Defending Life, Chapter 6 Summary:
(For previous chapter review, go here.)
In their quest to dehumanize the unborn, abortion advocates often ignore the all-important distinction between substance things and property things. Living things are substances that maintain their identities through time while property things, such as cars and machinery, do not. A property thing, like my car, is nothing more than the sum total of its parts. Change the motor or replace a tire, you technically have a different vehicle. There is no internal nature (or essence) that orders its development and grounds its identity through change.
By contrast, a substance maintains its identity over time and change. What moves a puppy to maturity or fetus to an adult is not an external collection of parts, but an internal, defining nature or essence. As a substance develops, it does not become more of its kind, but matures according to its kind. It remains what it is from the moment it begins to exist. A puppy does not become more of a dog as it matures.

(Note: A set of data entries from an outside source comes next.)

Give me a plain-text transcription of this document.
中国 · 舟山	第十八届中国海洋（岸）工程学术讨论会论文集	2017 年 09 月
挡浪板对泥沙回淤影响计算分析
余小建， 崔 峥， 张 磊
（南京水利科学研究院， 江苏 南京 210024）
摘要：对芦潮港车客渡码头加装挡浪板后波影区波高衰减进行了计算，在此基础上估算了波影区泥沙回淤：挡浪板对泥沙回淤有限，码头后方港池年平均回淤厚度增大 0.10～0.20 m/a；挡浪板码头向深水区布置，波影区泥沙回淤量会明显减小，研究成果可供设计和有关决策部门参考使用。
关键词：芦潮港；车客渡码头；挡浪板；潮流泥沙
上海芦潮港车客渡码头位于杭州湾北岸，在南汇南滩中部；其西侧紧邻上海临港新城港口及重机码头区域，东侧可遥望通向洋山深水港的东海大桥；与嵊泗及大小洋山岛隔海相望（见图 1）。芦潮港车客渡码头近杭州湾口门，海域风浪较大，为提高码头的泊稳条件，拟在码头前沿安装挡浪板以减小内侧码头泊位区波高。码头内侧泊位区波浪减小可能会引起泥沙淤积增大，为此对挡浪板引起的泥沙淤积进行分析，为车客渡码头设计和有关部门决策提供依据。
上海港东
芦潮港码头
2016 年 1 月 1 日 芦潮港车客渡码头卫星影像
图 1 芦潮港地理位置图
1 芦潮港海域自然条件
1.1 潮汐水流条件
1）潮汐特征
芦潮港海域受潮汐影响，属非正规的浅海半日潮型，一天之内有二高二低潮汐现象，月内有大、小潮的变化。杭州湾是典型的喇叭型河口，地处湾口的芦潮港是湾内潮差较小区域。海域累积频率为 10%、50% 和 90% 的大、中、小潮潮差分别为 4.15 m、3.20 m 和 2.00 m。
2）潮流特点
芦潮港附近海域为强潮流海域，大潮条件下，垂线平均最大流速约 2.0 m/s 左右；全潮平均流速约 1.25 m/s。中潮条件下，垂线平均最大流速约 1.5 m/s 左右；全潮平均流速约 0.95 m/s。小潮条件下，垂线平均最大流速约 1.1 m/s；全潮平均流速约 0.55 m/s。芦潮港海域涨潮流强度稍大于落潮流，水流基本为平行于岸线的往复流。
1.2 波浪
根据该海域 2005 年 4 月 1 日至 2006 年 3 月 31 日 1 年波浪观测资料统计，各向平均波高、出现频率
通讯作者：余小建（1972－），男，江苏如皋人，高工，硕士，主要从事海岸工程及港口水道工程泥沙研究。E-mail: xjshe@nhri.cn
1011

Consequently, a substance functions in light of what it is and maintains its identity even if its ultimate capacities (for example, the ability to bark) are never realized.
Put differently, a substance is an entity in which the whole is greater than the sum of its parts, and the whole contains the internal nature that gives it unity and cohesiveness. Substances maintain their identity through change, while property things do not. A substance will develop accidental properties (such as self-awareness, size, and physical structure) as it matures, but these properties are non-essential and can be changed without altering the nature of the thing itself. This is why a person can lose a body part and yet retain his personal identity through that change.
Applied to the pro-life case, the substnace view says that you are identical to your former fetal self. You were the same being then as you are now, though your functional abilities have changed. From the moment you began to exist, there's been no substantial change in your essential nature.